Gustin is not the first elected or law enforcement official who has claimed that the Pretrial Fairness Act will make it impossible for anyone to be jailed or for someone who repeatedly breaks the law to be arrested. Her statement is a clear misinterpretation of the provisions of the law meant to reduce arrests for low-level allegations. The Pretrial Fairness Act allows police to ticket people with low-level charges unless they pose an obvious threat to themselves, any person, or the community. The situations Gustin described—where someone is violating the law and refuses to stop—are exactly the situations the law contemplates when it talks about “an obvious threat to the community.” Police have complete discretion to decide when that “obvious threat to the community” exists, and will not be barred from arresting anyone who they believe poses a threat to public safety. The Illinois Supreme Court’s Pretrial Implementation Task Force has even issued guidance stating that law enforcement does “have discretion to remove the person from the location of the alleged criminal activity.”
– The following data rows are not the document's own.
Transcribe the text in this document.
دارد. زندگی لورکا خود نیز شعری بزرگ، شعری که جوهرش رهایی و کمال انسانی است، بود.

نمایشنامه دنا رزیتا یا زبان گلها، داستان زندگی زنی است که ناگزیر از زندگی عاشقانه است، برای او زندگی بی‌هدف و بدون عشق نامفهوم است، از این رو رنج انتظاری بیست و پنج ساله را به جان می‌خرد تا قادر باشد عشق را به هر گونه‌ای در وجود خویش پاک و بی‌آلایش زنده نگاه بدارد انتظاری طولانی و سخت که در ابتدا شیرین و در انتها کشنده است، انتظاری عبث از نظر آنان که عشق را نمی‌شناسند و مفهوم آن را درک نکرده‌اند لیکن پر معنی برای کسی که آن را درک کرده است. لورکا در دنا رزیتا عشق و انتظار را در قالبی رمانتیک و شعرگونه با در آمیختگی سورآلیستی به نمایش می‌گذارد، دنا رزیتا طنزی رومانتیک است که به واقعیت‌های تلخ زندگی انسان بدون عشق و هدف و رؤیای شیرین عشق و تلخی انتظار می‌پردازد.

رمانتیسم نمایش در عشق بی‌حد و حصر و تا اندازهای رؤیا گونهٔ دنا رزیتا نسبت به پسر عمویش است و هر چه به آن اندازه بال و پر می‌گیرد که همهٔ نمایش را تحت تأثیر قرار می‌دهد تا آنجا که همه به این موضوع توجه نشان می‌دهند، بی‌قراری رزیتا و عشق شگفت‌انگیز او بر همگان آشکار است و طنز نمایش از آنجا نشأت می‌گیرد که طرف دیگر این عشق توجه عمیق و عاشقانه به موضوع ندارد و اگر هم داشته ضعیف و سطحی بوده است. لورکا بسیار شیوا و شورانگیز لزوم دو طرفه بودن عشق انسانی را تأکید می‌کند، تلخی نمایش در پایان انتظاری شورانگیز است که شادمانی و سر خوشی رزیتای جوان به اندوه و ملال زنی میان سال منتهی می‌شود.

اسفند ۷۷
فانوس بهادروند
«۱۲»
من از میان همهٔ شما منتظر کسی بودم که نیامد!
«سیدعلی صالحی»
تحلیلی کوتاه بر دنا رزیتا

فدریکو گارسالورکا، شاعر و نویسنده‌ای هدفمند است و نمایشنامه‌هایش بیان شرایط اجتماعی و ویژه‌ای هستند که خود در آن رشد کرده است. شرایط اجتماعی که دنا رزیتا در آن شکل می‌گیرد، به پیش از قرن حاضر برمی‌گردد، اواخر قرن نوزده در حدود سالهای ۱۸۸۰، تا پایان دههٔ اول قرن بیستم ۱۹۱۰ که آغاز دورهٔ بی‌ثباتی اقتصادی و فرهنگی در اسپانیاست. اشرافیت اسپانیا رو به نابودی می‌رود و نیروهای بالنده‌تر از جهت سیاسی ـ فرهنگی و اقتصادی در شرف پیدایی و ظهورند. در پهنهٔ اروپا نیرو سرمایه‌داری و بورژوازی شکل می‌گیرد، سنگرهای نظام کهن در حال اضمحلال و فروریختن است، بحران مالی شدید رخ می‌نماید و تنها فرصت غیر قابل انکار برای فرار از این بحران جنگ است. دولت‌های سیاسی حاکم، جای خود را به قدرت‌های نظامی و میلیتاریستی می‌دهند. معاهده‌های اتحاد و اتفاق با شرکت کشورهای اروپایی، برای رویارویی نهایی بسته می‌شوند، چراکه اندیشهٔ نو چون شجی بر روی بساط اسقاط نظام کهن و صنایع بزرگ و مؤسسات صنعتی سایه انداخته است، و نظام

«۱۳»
What is the Pretrial Fairness Act?

In February 2021, Governor JB Pritzker signed the SAFE-T Act (Public Act 101-0652) into law. Included in the legislation is a set of provisions relating to arrest, pretrial release, and pretrial incarceration known as the Pretrial Fairness Act. The Pretrial Fairness Act makes Illinois the first state to fully eliminate money bail. The law was passed in response to the Black Lives Matter protests of 2020, which followed years of organizing led by the Illinois Network for Pretrial Justice that mobilized thousands of people across the state in the fight for pretrial fairness. 

The Pretrial Fairness Act will ensure that everyone has access to the presumption of innocence—regardless of their financial status—and reduce the number of people jailed while awaiting trial in Illinois. When people are jailed, even for short periods of time, their lives are significantly destabilized. Time in jail causes people to lose jobs, custody of their children, and housing. This destabilization impacts entire communities and makes all of us less safe in the long run. People who spend any period of time in jail are over 30% more likely to be arrested in the future compared to people with the same backgrounds who are released awaiting trial. People who are jailed pretrial also receive longer prison sentences than similarly situated people, further contributing to mass incarceration.

The Pretrial Fairness Act replaces the current wealth-based system, which relies almost exclusively on how much money a person can access, with a new decision-making system that determines pretrial release or detentions based on an evaluation of whether an accused person poses a threat to another person or is likely to intentionally avoid prosecution.